A baked bread roll with a white sauce chicken filling. The garlic butter which is generously brushed on the bread roulade gives an amazing buttery, garlic bread taste to it.


For the filling:

  • 200 Grams boneless chicken cut in small pieces (marinate with 1/2 tsp black pepper powder, 1 tsp cajun spice/paprika and salt)
  • 2 Medium onion
  • 1 Tsp ginger
  • 1 Tsp garlic
  • Cup sweet corn
  • 3 green chilli
  • A pinch oregano
  • black pepper
  • salt to taste
  • vegetable oil
  • black pepper
  • red chilli flakes
  • ¼ Tsp cajun spice

For the white sauce:

  • 1 Tsp all purpose flour
  • 1 Tsp butter
  • ½ Cup milk
  • 2 Tbsp cream cheese
  • black pepper
  • salt to taste

For garlic butter:

  • ¼ Cup softened butter
  • 1 Clove garlic chopped
  • parsley (or readymade garlic butter)

For bread roulade:

  • 12 Slices bread
  • flour paste made with 1 tsp flour and few tsps of water
  • sriracha sauce
  • mozzarella cheese
  • parsley
  • chicken filling
  • Jalapeños
  • olives
  • white sauce
  • garlic butter


To make filling:

  • Shallow fry marinated chicken in a little bit of oil and keep it aside. Cut it further into smaller pieces if needed.
  • In the same pan, add onions and green chillies. Saute until onions turn soft.
  • Add ginger garlic paste.
  • Add sweet corn and mix well.
  • Add fried chicken into it. Mix.
  • Add oregano, black pepper powder, red chilli flakes and salt if required.

To make white sauce:

  • In a pan add butter. When it melts add in the flour on low heat and stir immediately. Cook for few seconds till you get a nutty smell.
  • Add cream cheese. Let it melt.
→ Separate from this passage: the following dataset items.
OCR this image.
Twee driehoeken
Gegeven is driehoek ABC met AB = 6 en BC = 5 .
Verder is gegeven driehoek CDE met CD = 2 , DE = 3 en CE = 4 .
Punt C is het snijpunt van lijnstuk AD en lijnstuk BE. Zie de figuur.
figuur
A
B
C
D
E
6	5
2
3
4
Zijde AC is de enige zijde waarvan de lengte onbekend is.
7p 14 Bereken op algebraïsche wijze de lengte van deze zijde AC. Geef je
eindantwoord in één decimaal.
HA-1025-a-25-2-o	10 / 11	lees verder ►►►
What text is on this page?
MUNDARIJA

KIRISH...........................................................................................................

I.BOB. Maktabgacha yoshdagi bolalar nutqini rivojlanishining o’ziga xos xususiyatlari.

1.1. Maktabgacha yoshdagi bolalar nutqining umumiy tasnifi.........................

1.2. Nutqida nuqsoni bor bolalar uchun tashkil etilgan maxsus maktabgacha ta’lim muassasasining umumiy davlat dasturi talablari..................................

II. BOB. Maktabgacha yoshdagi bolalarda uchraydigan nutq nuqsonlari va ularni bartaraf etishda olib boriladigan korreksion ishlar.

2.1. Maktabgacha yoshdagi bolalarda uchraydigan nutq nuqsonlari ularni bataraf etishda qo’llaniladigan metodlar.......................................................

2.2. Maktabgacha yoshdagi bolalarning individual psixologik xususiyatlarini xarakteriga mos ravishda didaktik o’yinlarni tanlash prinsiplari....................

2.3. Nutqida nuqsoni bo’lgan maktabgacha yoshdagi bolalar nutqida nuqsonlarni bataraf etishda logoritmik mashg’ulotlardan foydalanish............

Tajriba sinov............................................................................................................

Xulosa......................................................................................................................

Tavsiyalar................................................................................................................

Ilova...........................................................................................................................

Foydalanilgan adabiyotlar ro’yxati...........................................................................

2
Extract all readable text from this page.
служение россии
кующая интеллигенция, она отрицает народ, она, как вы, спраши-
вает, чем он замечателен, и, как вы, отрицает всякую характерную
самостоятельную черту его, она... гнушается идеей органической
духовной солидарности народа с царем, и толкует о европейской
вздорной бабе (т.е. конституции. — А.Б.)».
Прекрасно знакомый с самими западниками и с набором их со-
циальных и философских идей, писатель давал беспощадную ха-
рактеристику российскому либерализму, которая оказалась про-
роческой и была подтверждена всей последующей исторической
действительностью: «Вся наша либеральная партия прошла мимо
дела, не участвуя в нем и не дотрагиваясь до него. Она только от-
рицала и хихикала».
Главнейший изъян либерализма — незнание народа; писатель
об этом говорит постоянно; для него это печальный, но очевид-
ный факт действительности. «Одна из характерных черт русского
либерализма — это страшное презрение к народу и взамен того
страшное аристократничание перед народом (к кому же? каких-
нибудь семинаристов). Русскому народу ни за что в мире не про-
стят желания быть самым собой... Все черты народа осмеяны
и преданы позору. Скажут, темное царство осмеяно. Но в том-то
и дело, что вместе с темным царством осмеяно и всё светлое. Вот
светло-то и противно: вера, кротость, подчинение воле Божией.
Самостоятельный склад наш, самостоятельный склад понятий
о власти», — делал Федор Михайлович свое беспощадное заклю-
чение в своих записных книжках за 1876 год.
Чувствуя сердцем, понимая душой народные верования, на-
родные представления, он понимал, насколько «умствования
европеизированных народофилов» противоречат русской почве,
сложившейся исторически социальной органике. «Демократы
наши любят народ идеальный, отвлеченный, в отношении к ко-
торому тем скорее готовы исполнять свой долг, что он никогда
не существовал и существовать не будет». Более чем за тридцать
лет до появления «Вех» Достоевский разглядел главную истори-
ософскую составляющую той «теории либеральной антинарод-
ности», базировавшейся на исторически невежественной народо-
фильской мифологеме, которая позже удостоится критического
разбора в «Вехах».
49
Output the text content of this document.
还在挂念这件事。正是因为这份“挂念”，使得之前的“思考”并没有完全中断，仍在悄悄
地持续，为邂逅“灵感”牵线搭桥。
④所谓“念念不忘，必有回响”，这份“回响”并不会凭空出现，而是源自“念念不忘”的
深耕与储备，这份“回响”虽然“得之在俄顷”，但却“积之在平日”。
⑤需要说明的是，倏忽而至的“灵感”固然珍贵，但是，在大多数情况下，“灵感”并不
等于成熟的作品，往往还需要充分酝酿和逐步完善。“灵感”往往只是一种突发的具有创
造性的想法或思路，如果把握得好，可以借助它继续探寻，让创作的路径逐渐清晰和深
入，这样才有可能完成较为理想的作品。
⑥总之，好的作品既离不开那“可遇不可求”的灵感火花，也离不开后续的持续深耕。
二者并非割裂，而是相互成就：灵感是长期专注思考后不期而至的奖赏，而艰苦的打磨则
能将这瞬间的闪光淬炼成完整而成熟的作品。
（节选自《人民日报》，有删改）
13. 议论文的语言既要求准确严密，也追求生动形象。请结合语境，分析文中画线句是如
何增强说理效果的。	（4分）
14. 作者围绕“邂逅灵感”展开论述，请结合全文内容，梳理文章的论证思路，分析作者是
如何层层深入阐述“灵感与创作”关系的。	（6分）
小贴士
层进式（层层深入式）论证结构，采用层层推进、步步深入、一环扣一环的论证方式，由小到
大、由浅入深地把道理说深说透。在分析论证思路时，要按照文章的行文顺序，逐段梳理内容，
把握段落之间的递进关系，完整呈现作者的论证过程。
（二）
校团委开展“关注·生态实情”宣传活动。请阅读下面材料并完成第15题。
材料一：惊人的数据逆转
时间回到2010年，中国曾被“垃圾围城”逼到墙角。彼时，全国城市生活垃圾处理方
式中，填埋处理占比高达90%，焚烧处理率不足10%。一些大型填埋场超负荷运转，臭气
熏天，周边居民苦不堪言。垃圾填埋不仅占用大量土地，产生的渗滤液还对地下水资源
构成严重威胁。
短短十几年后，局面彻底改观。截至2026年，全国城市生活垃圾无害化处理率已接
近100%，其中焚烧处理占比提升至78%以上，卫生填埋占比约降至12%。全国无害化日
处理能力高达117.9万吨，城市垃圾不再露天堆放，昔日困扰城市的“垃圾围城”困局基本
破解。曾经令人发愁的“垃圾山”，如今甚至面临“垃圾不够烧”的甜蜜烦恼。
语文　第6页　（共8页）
Pour the milk little by little stirring continuously to prevent formation of lumps. 
  • Add black pepper, salt and cajun. Let the sauce thicken. Turn off the flame.
  • Pour the sauce into the filling and mix until everything is combined.
  • Add chopped parsley.

To assemble:

  • Place the bread with sides overlapping as shown in the picture. Spread the flour paste on all the edges where two slices are overlapping so that they stick well to each other.
  • With a rolling pin, roll the bread very well until all the slices are flat and thin. Keep rolling until the egdes of all bread slices stick to each other well. I rolled it over and over again about 5-6 times. The bread should be very thin like a paper, especially the edges of the bread.
  • Place the rolled bread on a big piece of cling film, so that further rolling would be easier.
  • Add chilli garlic spread/ sriracha sauce all over the bread. Then spread the filling and mozzarella cheese on the long side till the middle part of the bread.
  • Then start rolling the bread tightly into a log, try to roll it with the help of the cling film.
  • After rolling cover with the same cling film tightly and refrigerate for 1/2 an hour and turn on the broil or top flame of the oven.
  • Spread the garlic butter all over the bread generously.
  • Place it in the oven and let it brown on both sides. Rotate the bread roll half way through so that both sides get crisp and golden brown in color. You can brush more butter while the bread roulade is in the oven. Once it is done, take it out and give a last brush of butter.
  • Cut it into thin slices with a bread knife and serve immediately.


If you don’t have an oven, you can toast it in a frying pan with lots of butter. In that case, you may want to cut the bread roll into half to fit the frying pan.